Tocopherol contents and ratios of parental soybean lines under different thermal conditions

Toc contents and compositions were compared between seeds matured at 20 °C and 30 °C, and TK780 and B04009 were shown to have different seed Toc biosynthesis characteristics. TK780 produced seeds with tocopherol contents approximately two-fold higher than B04009, irrespective of the temperature during seed development (Table 1). B04009 produced more α-Toc than TK780 both in 20 °C (t = 8.36, p = 1.6 × 10− 4) and in 30 °C (t = 5.71, p = 1.3 × 10− 3) despite of its lower total Toc content. The α-Toc content elevation in B04009 was associated with increments of both the (α + γ)/total ratio (ratio of the sum of α-Toc and γ-Toc contents to the total Toc content) and the α/γ ratio (ratio of the α-Toc content to the γ-Toc content), reflecting the extent of conversions from MPBQ to DMPBQ and from γ-Toc to α-Toc, respectively. The α-Toc contents increased as temperatures increased in both B04009 (t = 7.57, p = 1.3 × 10− 4) and TK780 (t = 3.80, p = 0.032), as reported in previous studies [26,27,28,29,30,31,32]. The (α + γ)/total and α/γ ratios also increased as temperatures rose, and the increase in the α/γ ratio of B04009, which increased 5.5-fold more at 30 °C than at 20 °C, was particularly marked (Table 1).
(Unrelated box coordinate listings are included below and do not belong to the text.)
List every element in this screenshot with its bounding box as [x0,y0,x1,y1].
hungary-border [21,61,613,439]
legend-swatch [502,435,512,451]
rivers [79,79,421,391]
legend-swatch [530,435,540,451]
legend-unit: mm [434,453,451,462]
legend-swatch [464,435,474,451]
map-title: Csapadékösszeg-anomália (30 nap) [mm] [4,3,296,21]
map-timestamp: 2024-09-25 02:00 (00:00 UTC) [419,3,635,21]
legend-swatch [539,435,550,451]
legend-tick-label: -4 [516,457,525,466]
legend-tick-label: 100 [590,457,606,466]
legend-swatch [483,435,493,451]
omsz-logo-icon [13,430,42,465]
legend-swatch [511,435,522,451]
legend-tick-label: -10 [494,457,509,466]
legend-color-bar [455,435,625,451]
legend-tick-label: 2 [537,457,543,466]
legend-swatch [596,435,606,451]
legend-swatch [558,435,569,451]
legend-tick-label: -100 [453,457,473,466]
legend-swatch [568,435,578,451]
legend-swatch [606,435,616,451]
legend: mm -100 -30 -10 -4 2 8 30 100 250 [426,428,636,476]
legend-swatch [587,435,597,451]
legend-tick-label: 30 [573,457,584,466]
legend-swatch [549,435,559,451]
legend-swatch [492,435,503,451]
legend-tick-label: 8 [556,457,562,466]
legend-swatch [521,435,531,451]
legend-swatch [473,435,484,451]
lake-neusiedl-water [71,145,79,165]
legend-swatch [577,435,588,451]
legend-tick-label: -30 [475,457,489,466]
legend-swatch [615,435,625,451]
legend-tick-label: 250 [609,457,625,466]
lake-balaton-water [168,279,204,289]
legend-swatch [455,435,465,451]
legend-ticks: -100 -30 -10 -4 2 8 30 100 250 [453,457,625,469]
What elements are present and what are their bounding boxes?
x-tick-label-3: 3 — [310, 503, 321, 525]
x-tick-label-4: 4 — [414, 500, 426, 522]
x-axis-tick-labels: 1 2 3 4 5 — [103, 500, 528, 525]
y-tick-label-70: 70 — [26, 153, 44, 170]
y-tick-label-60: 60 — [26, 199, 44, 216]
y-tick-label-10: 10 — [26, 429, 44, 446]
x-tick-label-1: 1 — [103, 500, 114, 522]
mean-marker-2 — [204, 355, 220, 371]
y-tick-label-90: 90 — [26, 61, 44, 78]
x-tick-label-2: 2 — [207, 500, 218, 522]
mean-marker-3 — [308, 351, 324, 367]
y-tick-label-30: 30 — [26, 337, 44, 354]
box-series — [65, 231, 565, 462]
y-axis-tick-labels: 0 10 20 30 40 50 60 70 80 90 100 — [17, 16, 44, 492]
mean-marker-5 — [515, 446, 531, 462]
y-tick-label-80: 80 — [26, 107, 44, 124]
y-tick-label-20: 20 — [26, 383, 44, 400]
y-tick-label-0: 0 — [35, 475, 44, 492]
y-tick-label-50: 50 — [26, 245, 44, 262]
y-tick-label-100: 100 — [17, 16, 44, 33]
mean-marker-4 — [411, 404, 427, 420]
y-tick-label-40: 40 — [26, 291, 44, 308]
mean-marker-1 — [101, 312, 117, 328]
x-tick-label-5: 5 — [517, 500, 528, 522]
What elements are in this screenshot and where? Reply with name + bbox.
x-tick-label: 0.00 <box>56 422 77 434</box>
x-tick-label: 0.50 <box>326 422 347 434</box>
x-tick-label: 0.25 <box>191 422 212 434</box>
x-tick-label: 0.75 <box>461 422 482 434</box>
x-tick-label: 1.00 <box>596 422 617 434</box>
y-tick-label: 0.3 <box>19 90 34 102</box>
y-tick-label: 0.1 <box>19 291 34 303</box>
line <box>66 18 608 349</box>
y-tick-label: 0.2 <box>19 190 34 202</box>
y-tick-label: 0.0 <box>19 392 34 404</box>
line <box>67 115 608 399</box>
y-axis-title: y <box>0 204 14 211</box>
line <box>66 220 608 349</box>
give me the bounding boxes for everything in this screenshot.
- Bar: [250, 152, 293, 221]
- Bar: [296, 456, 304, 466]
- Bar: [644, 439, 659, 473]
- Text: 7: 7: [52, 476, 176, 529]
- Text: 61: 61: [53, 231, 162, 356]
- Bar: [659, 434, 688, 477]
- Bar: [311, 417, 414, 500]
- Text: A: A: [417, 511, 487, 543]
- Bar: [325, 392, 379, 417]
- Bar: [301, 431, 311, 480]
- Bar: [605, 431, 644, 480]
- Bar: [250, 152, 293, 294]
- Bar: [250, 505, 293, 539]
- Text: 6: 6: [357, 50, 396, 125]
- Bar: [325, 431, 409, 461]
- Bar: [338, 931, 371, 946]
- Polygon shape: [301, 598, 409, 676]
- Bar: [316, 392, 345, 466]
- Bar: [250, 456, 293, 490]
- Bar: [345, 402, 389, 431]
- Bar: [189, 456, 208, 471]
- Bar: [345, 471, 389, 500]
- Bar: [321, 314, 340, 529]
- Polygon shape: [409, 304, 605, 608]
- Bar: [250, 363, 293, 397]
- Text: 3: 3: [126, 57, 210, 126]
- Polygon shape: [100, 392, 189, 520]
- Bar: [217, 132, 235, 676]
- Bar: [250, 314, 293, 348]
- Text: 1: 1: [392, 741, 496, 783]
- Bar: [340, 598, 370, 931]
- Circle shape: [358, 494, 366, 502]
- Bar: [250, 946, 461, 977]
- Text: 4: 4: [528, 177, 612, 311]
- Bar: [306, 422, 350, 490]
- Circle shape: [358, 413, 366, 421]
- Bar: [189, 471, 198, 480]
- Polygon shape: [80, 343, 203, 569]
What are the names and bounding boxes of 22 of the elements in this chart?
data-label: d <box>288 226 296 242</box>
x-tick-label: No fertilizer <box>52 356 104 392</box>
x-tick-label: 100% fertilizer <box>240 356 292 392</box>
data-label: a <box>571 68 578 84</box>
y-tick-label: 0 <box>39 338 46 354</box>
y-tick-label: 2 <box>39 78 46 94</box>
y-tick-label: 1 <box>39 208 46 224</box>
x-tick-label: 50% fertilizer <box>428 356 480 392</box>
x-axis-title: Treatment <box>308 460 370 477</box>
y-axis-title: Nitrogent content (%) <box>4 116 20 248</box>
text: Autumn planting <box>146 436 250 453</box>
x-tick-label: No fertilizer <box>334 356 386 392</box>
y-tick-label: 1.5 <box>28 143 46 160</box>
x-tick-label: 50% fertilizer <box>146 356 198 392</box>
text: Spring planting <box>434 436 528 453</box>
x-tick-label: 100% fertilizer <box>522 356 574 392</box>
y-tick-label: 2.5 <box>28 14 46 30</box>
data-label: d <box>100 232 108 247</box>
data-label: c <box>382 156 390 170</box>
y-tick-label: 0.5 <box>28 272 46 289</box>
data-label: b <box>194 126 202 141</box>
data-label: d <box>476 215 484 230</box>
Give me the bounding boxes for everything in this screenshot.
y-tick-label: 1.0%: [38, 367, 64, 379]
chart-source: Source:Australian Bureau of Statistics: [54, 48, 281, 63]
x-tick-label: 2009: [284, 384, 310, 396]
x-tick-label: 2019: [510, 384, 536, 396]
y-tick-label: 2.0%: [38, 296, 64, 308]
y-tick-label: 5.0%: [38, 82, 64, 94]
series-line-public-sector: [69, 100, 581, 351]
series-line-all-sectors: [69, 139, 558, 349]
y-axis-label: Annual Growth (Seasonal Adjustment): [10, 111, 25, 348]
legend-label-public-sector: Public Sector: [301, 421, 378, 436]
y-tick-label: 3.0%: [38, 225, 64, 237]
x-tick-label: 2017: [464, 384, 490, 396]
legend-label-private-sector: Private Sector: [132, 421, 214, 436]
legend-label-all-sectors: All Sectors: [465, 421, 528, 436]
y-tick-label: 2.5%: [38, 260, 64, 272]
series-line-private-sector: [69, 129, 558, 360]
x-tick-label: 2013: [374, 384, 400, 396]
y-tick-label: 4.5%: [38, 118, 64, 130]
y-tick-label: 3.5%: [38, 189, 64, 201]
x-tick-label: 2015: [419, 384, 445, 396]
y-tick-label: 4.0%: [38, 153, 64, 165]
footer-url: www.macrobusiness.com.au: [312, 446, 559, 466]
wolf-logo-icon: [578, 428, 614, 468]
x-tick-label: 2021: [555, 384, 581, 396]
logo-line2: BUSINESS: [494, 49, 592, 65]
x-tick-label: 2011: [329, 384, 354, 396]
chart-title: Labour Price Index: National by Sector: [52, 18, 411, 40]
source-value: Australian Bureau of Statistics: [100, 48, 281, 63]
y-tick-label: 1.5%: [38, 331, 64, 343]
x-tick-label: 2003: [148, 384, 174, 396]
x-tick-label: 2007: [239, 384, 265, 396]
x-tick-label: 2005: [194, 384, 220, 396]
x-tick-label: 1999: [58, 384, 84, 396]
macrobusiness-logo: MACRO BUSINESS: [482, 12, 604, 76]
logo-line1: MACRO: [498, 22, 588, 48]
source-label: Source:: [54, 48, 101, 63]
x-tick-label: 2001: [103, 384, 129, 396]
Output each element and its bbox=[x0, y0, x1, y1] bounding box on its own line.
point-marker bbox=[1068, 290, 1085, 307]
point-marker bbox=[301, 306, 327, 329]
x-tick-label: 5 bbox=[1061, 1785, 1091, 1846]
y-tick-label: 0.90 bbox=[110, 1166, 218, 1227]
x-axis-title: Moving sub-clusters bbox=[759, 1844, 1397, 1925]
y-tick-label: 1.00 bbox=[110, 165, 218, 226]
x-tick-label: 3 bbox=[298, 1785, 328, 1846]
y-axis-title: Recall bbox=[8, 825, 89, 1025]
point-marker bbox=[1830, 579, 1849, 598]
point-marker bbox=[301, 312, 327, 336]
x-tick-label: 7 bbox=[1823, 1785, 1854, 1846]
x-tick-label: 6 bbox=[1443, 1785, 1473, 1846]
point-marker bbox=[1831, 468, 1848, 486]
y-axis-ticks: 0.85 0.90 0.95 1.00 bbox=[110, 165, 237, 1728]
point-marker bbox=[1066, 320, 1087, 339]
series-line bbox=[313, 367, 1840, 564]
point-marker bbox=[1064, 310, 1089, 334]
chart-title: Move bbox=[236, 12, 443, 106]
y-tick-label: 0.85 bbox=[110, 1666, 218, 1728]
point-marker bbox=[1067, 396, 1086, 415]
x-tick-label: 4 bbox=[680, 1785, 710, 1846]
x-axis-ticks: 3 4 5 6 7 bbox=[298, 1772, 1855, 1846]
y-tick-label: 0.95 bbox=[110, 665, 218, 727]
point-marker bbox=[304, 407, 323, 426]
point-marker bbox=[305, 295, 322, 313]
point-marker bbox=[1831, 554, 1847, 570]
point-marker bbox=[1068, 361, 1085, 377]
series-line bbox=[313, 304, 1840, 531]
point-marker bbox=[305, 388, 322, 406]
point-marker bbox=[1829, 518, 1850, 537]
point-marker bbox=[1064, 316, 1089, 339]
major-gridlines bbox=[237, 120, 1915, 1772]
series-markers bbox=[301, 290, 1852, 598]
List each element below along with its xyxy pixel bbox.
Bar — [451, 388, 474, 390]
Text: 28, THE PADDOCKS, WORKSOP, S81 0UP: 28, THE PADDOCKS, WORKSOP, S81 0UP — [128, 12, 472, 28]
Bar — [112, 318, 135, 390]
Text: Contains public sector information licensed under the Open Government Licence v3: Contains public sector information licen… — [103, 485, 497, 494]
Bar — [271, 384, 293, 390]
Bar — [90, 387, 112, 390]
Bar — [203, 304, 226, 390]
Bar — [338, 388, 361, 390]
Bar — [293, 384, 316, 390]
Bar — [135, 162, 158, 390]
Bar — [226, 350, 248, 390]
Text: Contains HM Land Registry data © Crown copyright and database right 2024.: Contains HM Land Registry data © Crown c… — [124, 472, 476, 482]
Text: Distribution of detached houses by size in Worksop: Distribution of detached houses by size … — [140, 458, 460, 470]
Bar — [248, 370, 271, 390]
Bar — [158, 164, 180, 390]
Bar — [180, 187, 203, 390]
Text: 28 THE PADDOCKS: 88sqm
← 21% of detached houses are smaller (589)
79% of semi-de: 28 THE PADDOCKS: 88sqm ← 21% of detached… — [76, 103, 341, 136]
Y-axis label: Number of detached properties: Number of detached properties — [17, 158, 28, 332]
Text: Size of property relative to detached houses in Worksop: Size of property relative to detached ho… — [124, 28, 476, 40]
Table 1 Tocopherol contents and ratios in seeds of TK780 and B04009 produced in different thermal conditions

Variation of α-tocopherol contents and ratios in RIL populations

Ninety-four RILs were developed by a single-seed descent method from the F2 population of the cross between TK780 and B04009. The two parents differed in flowering habits; under natural daylength (ND) conditions of Sapporo (43°07′N, 141°35′E), TK780 flowered in the middle of July whereas B04009 flowered in late September. The flowering time of RILs also varied widely within the range of parents’ flowering time under ND conditions (data not shown). To reduce the variation induced by different thermal conditions associated with flowering and maturing times, the RILs were grown under short-day conditions in a greenhouse where the air temperature was controlled at 25 °C.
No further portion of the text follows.